HELEN’S NOT BULLSHITTING
The most common cause of amputation isn’t trauma—IEDs in wars or car wrecks—despite what you’d think from movies or other bullshit. It’s diabetes, peripheral arterial disease—the vascular shit—that lands feet in medical waste bags on the pathologist’s desk with a little slip attached. We don’t amputate in the ER, but I’ve seen enough ruined, ulcerated feet to know what’ll happen when we send some poor old grandmother who can’t afford her insulin upstairs for a surgical consultation. They usually arrive three weeks late from the nursing homes because the patient-to-nurse ratio at those places is appalling. Like 30:1 sometimes. I get them in double diapers, unwashed, bedsores that drill right into bone. When I was in my thirties I wrote into my will that I didn’t ever want to go to a nursing home. I had two kids. One of them could take care of me somehow, I figured. Except now it was just Sarah.
? ? ?
We named Sarah after her father’s grandmother. Chet’s grandmother was a good woman and was always kind to me, which is more than I can say about his mother.
Gram Sarah was ninety-seven years old when she died. Had all her limbs and never had to go to a nursing home because she was sharp right up to the end—in her own old tiny brick trinity row house in Old City, with neighbors who’d look in on her. She outlived her two kids and her husband and pretty much everyone she ever knew. Except us.
When she died, I was there and Chet couldn’t make it fast enough from work.
She said, “Where’s Chet?”
“He’s coming. He left work a few minutes ago.”
“Boy was never on time for shit,” she whispered.
“He still oversleeps,” I said, and we both laughed slow, like old Southern women in movies laugh. I knew she was dying, though. I’ve seen people die a thousand times. She knew she was dying, too.
She coughed. “I thought you two were splitting up.”
“Where’d you hear that?” I asked.
“Same place I heard you haven’t slept in the same bed for a year,” she said.
I said, “We work different shifts.”
Her chest rattled. “Bullshitting a woman on her deathbed is not you, Helen.”
I felt bad talking about this. The woman was dying.
“Let’s not talk about sad things now.”
We sat in quiet for a minute and she wasn’t in any pain. I think that’s fair. After ninety-seven years on the planet, I think it’s fair to die with no pain. I held her hand because I knew she was at the end. Her breathing was mixed with the snoring sound of death. The rattle. Her eyes were closed and she still had a small grin on her mouth because Gram Sarah was destined to die with that grin.

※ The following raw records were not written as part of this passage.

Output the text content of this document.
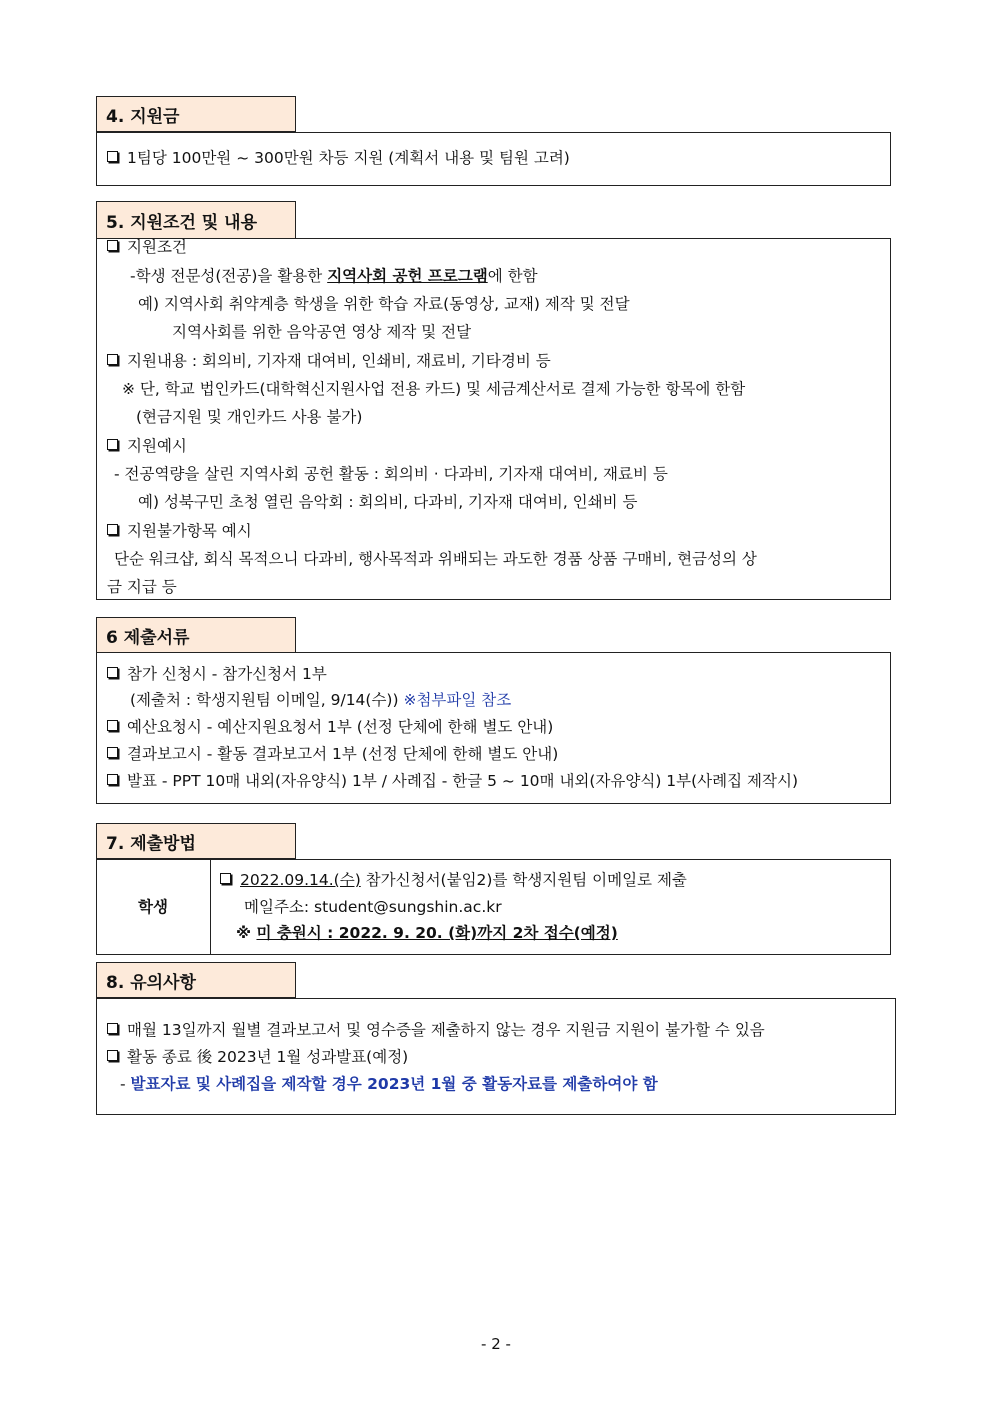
4. 지원금
1팀당 100만원 ~ 300만원 차등 지원 (계획서 내용 및 팀원 고려)
5. 지원조건 및 내용
지원조건
-학생 전문성(전공)을 활용한 지역사회 공헌 프로그램에 한함
예) 지역사회 취약계층 학생을 위한 학습 자료(동영상, 교재) 제작 및 전달
지역사회를 위한 음악공연 영상 제작 및 전달
지원내용 : 회의비, 기자재 대여비, 인쇄비, 재료비, 기타경비 등
※ 단, 학교 법인카드(대학혁신지원사업 전용 카드) 및 세금계산서로 결제 가능한 항목에 한함
(현금지원 및 개인카드 사용 불가)
지원예시
- 전공역량을 살린 지역사회 공헌 활동 : 회의비 · 다과비, 기자재 대여비, 재료비 등
예) 성북구민 초청 열린 음악회 : 회의비, 다과비, 기자재 대여비, 인쇄비 등
지원불가항목 예시
단순 워크샵, 회식 목적으니 다과비, 행사목적과 위배되는 과도한 경품 상품 구매비, 현금성의 상
금 지급 등
6 제출서류
참가 신청시 - 참가신청서 1부
(제출처 : 학생지원팀 이메일, 9/14(수)) ※첨부파일 참조
예산요청시 - 예산지원요청서 1부 (선정 단체에 한해 별도 안내)
결과보고시 - 활동 결과보고서 1부 (선정 단체에 한해 별도 안내)
발표 - PPT 10매 내외(자유양식) 1부 / 사례집 - 한글 5 ~ 10매 내외(자유양식) 1부(사례집 제작시)
7. 제출방법
학생
2022.09.14.(수) 참가신청서(붙임2)를 학생지원팀 이메일로 제출
메일주소: student@sungshin.ac.kr
※ 미 충원시 : 2022. 9. 20. (화)까지 2차 접수(예정)
8. 유의사항
매월 13일까지 월별 결과보고서 및 영수증을 제출하지 않는 경우 지원금 지원이 불가할 수 있음
활동 종료 後 2023년 1월 성과발표(예정)
- 발표자료 및 사례집을 제작할 경우 2023년 1월 중 활동자료를 제출하여야 함
- 2 -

She opened her eyes and whispered, “Don’t die unhappy.”
I leaned close to her ear and said, “I won’t.”
“You could die tomorrow.”
“I know.”
“Chet wasn’t ever anything compared to you.” She took in two short, difficult breaths. “Boy never had dedication to shit.” And then she died.
She didn’t know I was pregnant. I didn’t want to tell her I was pregnant because it would make the whole conversation even more depressing.